Crafting an OLE Stream
The first problem that needs addressing is the total size of the streams. While I can manually adjust the CFB file myself, a much easier solution would be to just generate a very large OLE stream. I just input a different sized port with the value of 65535 instead of the default 80 using the Cas Van Cootens POC code for Follina that was mentioned at the beginning of this blog post, and this, in turn, generates a very large stream. This time the NativeDataSize contains the value 0xC00, which is 512 bytes larger than previously (just one sector larger.)
Additionally, the MiniFAT chain is much larger now.
So, this marks the problem as solved.
Next, I decided to look at the RootEntry stream size field. Currently, it’s set to 0x142 (322) bytes.

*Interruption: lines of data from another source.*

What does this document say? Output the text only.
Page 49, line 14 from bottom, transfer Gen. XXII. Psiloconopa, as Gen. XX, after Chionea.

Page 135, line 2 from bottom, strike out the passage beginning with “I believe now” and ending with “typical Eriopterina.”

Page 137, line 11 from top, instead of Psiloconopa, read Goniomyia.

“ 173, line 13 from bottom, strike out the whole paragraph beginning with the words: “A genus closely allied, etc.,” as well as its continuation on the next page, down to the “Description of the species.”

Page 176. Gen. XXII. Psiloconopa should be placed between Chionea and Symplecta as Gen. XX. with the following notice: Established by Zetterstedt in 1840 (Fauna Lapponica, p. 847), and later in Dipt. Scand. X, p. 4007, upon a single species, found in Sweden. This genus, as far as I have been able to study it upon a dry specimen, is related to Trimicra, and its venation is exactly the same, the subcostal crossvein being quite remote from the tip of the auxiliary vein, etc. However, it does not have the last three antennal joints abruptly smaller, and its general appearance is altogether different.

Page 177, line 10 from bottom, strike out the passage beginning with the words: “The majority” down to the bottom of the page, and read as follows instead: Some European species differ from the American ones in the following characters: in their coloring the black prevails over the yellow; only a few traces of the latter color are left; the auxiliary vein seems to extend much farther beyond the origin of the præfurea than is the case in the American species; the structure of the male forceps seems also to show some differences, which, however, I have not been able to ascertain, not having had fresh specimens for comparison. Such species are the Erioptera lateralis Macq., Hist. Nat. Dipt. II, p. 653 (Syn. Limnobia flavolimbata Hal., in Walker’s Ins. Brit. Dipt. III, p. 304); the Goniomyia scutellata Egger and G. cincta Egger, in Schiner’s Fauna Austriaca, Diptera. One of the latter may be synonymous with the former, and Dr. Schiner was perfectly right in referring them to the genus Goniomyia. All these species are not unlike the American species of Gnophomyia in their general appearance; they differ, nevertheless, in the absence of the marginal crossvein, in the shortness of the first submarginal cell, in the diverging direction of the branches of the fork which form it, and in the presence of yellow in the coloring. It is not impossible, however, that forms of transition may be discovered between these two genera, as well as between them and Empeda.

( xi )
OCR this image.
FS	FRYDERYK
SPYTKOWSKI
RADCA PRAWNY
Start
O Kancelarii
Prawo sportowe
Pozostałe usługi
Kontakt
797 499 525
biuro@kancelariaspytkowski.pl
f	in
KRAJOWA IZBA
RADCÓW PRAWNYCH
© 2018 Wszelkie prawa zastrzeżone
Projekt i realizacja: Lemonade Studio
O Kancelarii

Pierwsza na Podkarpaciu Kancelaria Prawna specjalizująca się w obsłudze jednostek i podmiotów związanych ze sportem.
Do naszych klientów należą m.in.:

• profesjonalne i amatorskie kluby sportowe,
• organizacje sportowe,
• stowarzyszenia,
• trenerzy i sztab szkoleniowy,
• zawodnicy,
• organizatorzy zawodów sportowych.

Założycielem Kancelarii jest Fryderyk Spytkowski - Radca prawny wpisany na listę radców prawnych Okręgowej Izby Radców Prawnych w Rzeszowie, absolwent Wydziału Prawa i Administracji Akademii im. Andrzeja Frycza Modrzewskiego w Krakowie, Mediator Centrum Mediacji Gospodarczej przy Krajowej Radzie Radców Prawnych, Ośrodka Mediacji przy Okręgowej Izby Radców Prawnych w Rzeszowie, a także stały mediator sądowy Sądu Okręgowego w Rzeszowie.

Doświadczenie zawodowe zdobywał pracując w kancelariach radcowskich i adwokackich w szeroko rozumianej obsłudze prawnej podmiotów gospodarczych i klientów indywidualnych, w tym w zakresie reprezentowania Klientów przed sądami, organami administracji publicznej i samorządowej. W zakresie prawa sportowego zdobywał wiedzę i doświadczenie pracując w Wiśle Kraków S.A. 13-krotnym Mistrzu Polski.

But I know for a fact that it’s padded with null bytes to align with the MiniFat sector size specification of 64 bytes.
So, essentially, this stream size can be increased to 0x180 (384) bytes. The same can be implemented for the LinkInfo object.
The current LinkInfo stream size is 0xf0 (240) but can be increased to **0x240 (576) bytes! This is as simple as just changing the values within the blob.
The final two problems are quite easy to solve. With some simple math to calculate the total size of the objects, subtract the modified URL fields from the original size and pad what’s left with zeros in the appropriate locations.
By doing this, I’m essentially just modifying the objects and not changing the stream alignment! This, in fact, works perfectly! Here is a demonstration of Follina where one VM in a VLAN serves the payload at a typically long URI, and another VM in the VLAN retrieves the payload using the RTF script.
That’s it! I hope you enjoyed reading this and learned something about OLE Objects and Microsoft Magic!